Can you provide insights into any regulatory changes or compliance issues that are impacting your business?

The FDA’s initiative to reduce or replace animal studies is reshaping pre-clinical strategies. Anticipating this, Abzena expanded its bioassay arsenal, comprising high-content cytotoxicity, bystander, cross-reactivity and potency assays that characterize on- and off-target risks for ADCs and AOCs entirely in vitro or ex vivo.

These data-rich workflows meet evolving safety expectations, compress IND timelines and minimize in vivo work. By sharing data and insight through agency working groups, we help shape pragmatic guidance and keep our customers’ programs inspection-ready as regulations evolve.

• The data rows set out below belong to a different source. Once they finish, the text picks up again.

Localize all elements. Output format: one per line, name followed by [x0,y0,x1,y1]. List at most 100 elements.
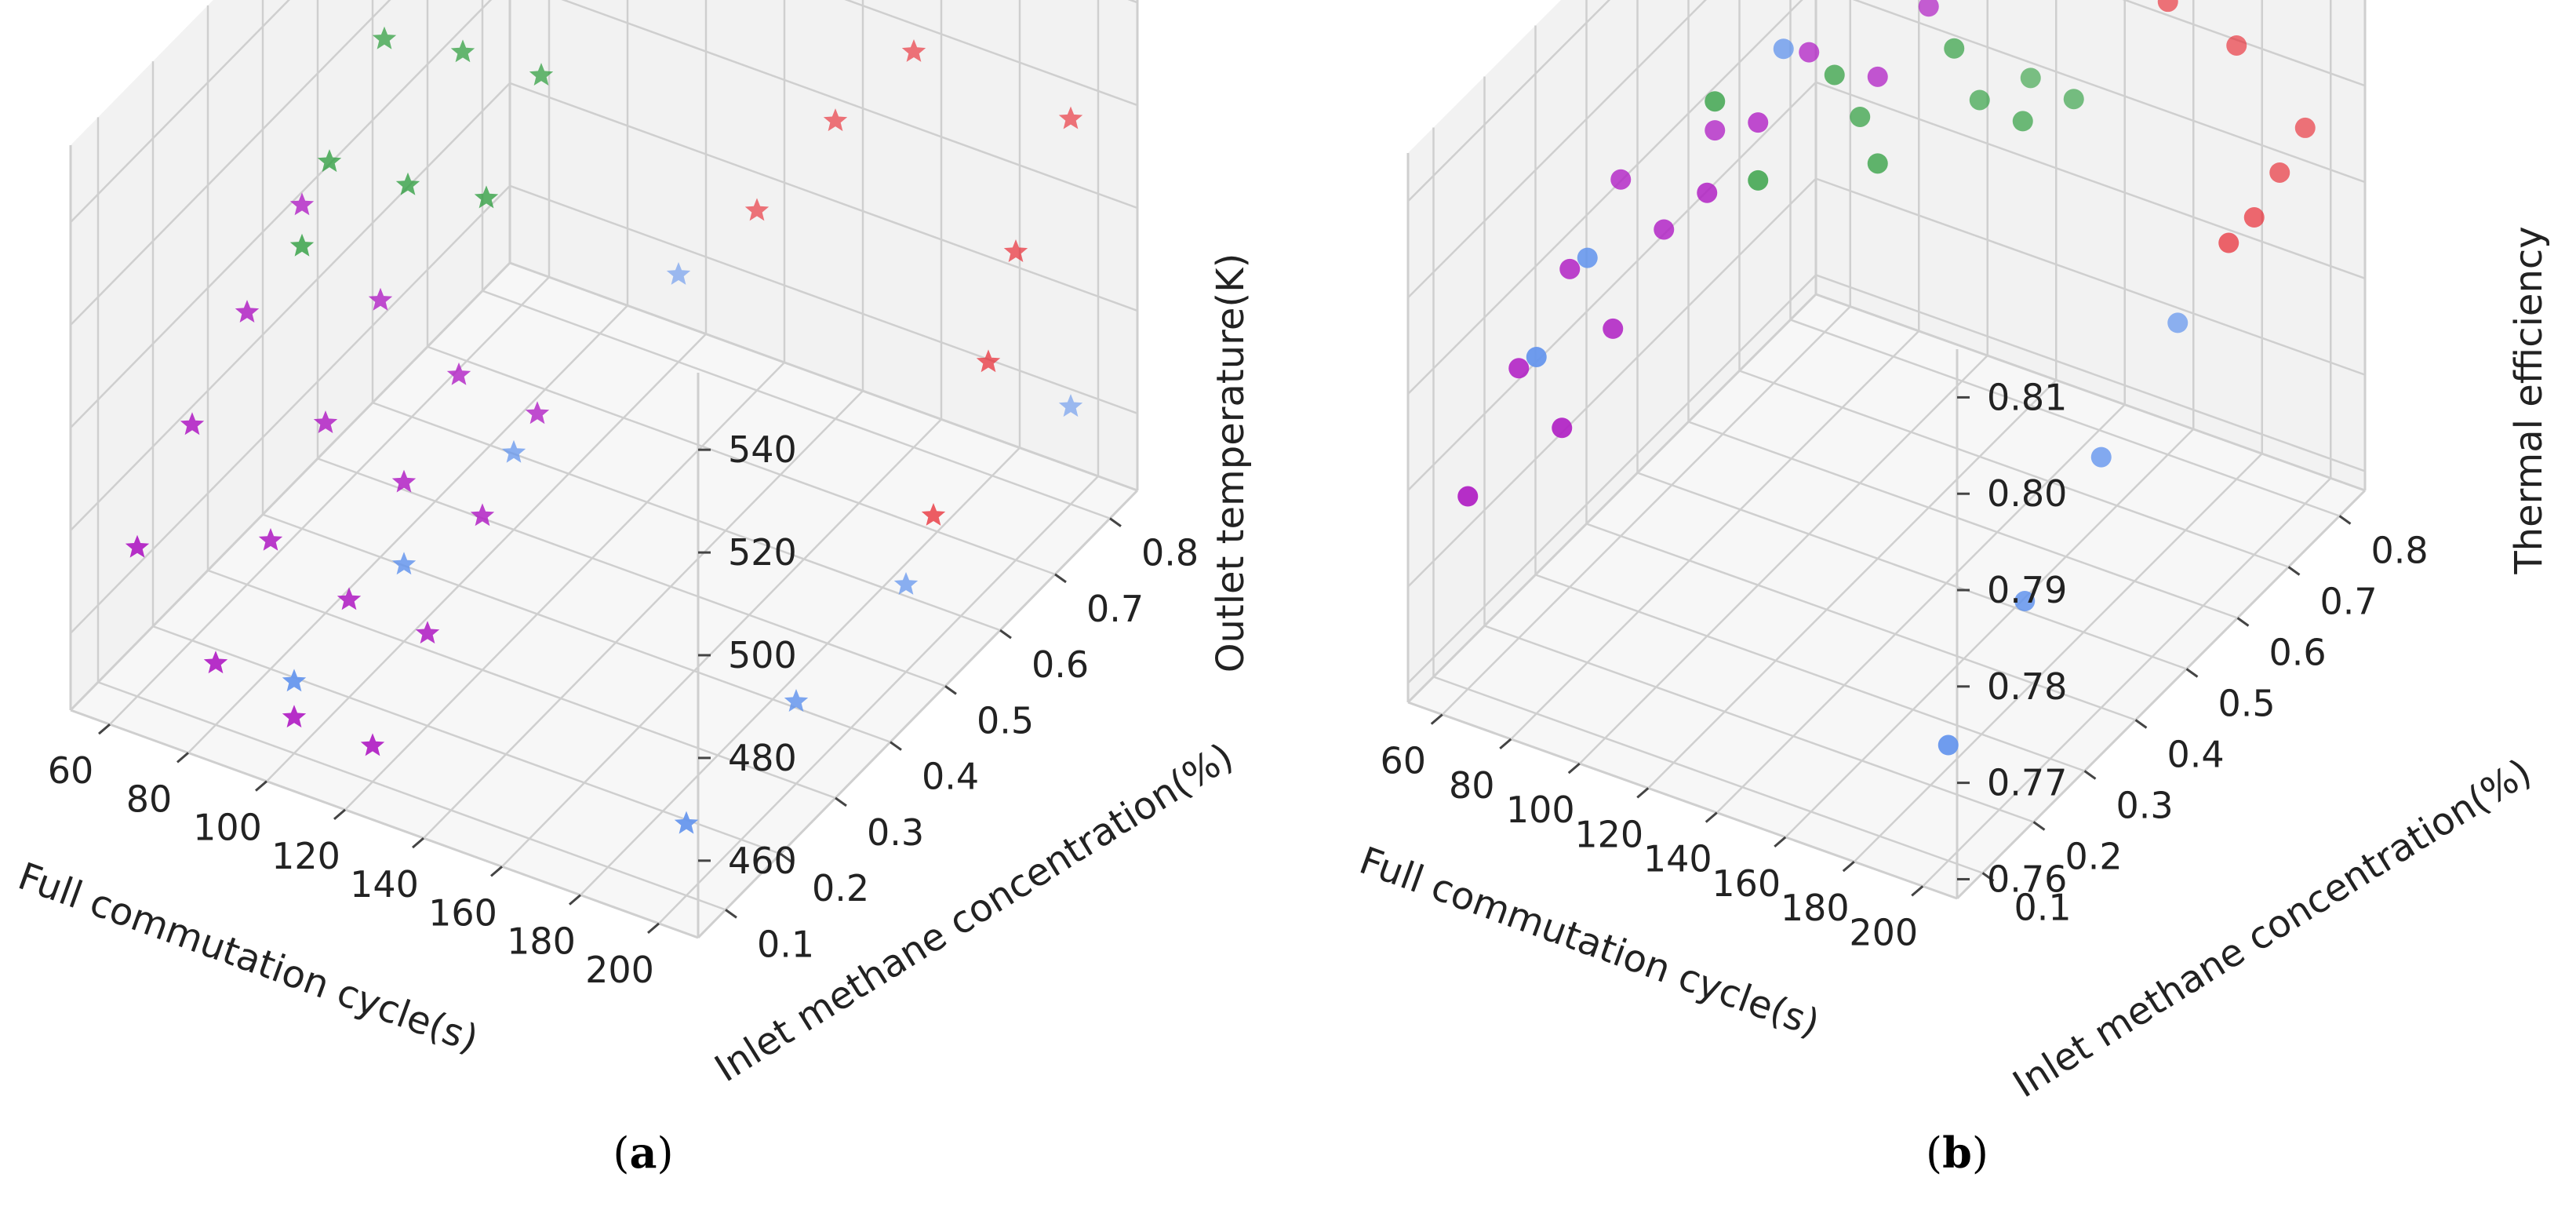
y-gridline-floor [1535,574,2085,772]
data-point-blue [666,262,691,285]
y-gridline-floor [1433,676,1983,874]
data-point-purple [1603,318,1624,339]
x-gridline-floor [266,333,707,782]
data-point-green [1850,106,1871,127]
y-gridline-floor [372,401,1001,632]
z-gridline-back [2122,0,2366,87]
data-point-red [1003,239,1028,262]
x-tick-label: 160 [1712,862,1781,905]
pane-edge [697,489,1139,939]
panel-b-ylabel: Inlet methane concentration(%) [2006,750,2539,1106]
x-tick-mark [1705,811,1718,823]
data-point-green [289,233,315,257]
x-tick-mark [569,894,581,906]
x-tick-label: 80 [126,778,173,820]
data-point-purple [180,412,205,436]
data-point-purple [1697,182,1718,203]
data-point-purple [1552,417,1573,439]
x-gridline-floor [423,390,864,840]
data-point-purple [282,705,307,728]
y-tick-mark [2236,617,2250,627]
pane-edge [70,709,699,939]
z-gridline-back [844,0,1138,107]
x-tick-mark [1911,885,1924,897]
x-tick-mark [1842,860,1855,873]
data-point-blue [2167,312,2189,333]
x-gridline-floor [580,446,1021,896]
panel-b-points [1457,0,2316,756]
z-gridline-side [70,184,511,634]
x-tick-mark [333,808,346,821]
y-tick-label: 0.7 [2320,581,2378,623]
x-tick-mark [412,836,424,849]
panel-b-zlabel: Thermal efficiency [2507,226,2551,574]
data-point-blue [2014,591,2036,612]
panel-b-caption-label: b [1942,1128,1972,1178]
data-point-green [2012,111,2033,132]
y-tick-mark [2185,668,2199,678]
data-point-red [2269,162,2290,183]
x-tick-label: 140 [350,863,419,906]
y-tick-mark [725,909,737,919]
data-point-blue [1937,734,1959,756]
data-point-red [2294,117,2316,138]
data-point-blue [2090,446,2112,468]
y-gridline-floor [1739,370,2289,568]
x-gridline-floor [1716,403,2126,814]
data-point-red [976,349,1001,373]
data-point-red [744,198,770,221]
pane-edge [1407,701,1958,900]
z-gridline-side [70,0,493,428]
y-tick-label: 0.8 [1141,532,1199,574]
y-gridline-floor [262,513,891,743]
pane-edge [509,261,1138,492]
x-tick-label: 140 [1643,838,1712,880]
data-point-green [2063,89,2084,110]
x-tick-mark [1567,762,1581,774]
side-pane [1408,0,1816,702]
y-gridline-floor [1790,319,2340,517]
z-tick-label: 520 [728,531,797,574]
data-point-blue [1058,394,1083,417]
data-point-purple [1918,0,1939,17]
data-point-red [901,39,926,62]
pane-edge [1406,293,1817,704]
data-point-purple [415,621,440,644]
z-gridline-side [1407,0,1803,395]
data-point-purple [258,527,283,551]
z-tick-label: 500 [728,634,797,676]
x-tick-label: 180 [507,920,576,963]
pane-edge [69,261,511,712]
x-tick-label: 80 [1449,764,1495,807]
z-gridline-back [1815,177,2366,376]
y-tick-label: 0.5 [977,699,1034,742]
data-point-red [2218,232,2239,253]
z-tick-label: 540 [728,428,797,471]
data-point-blue [1773,38,1794,60]
y-tick-label: 0.2 [812,867,869,909]
z-gridline-back [1815,274,2366,472]
x-tick-label: 60 [48,749,94,792]
z-tick-label: 0.78 [1987,665,2067,708]
z-tick-label: 0.81 [1987,376,2067,418]
data-point-green [529,63,554,86]
z-tick-label: 460 [728,840,797,882]
data-point-purple [525,401,550,425]
y-tick-mark [944,685,957,695]
x-tick-label: 160 [428,891,497,934]
data-point-purple [313,410,338,433]
y-tick-mark [2134,719,2148,729]
y-gridline-floor [1586,523,2136,721]
data-point-green [450,39,475,63]
y-tick-mark [1109,517,1122,527]
data-point-purple [368,287,393,311]
y-tick-label: 0.6 [1031,643,1089,686]
y-tick-label: 0.7 [1086,588,1144,630]
data-point-purple [125,534,150,558]
side-pane [71,0,510,710]
x-gridline-floor [501,418,942,868]
y-gridline-floor [152,625,781,855]
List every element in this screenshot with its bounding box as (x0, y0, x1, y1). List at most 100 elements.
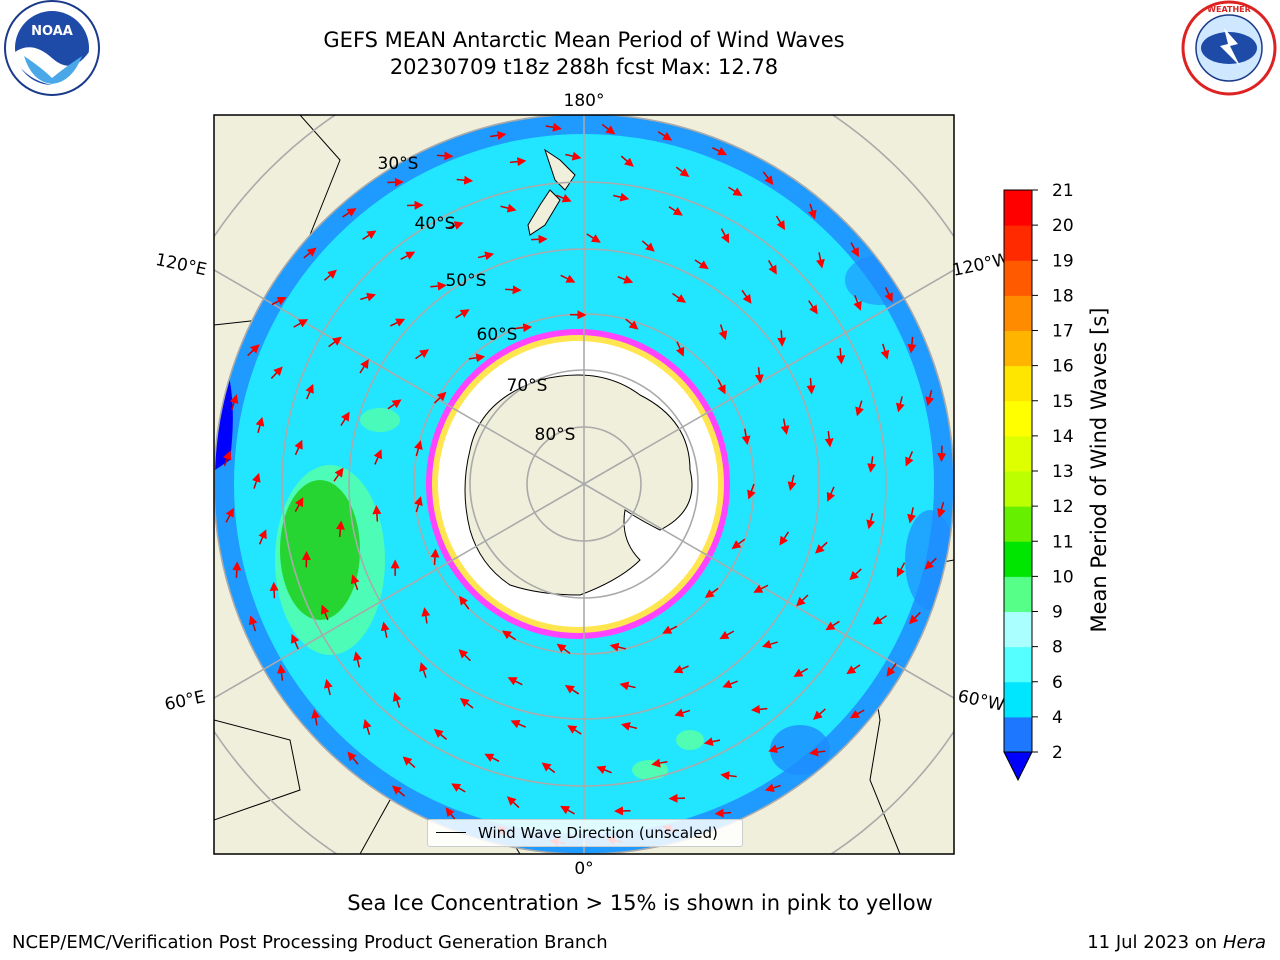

Eric Kaneps, vice president of sales and marketing, Renaissance Lakewood.

What challenges are you currently facing in the pharmaceutical market, and how is your organization addressing them?

One of the biggest challenges we’re navigating right now is the uncertainty around tariffs, which is impacting material costs and complicating long-term planning. These increased costs ultimately affect our clients, so we’re doing everything we can to minimize the impact.

We work closely with our suppliers to stay ahead of potential changes and identify cost-saving opportunities where possible. Internally, we’re building more flexibility into our sourcing strategies and timelines. We also maintain open, proactive communication with our clients — so they’re aware of potential cost shifts early and can make informed decisions.

It’s a complex issue, but transparency and collaboration go a long way in helping everyone stay on track.

Robert Cornog, senior director, product development, and Kevin Schaab, senior drug development consultant, Quotient Sciences.

How are Quotient Sciences’ capabilities helping clients navigate the current uncertainties in drug development and regulatory environments?

Robert Cornog: Like all companies, we’re continuing to monitor the impacts of recent BIOSECURE Act, FDA and NIH changes, and proposed US tariffs. We remain committed to supporting our pharma and biotech partners even in times of uncertainty, applying our expertise across drug development to save time and remove risk, particularly for rare disease and other programs seeking accelerated regulatory pathways.

Kevin Schaab: With capabilities in both the US and the UK, we feel well-positioned to serve the needs of companies seeking CDMO/CRO partners in times of global uncertainty from a drug development perspective.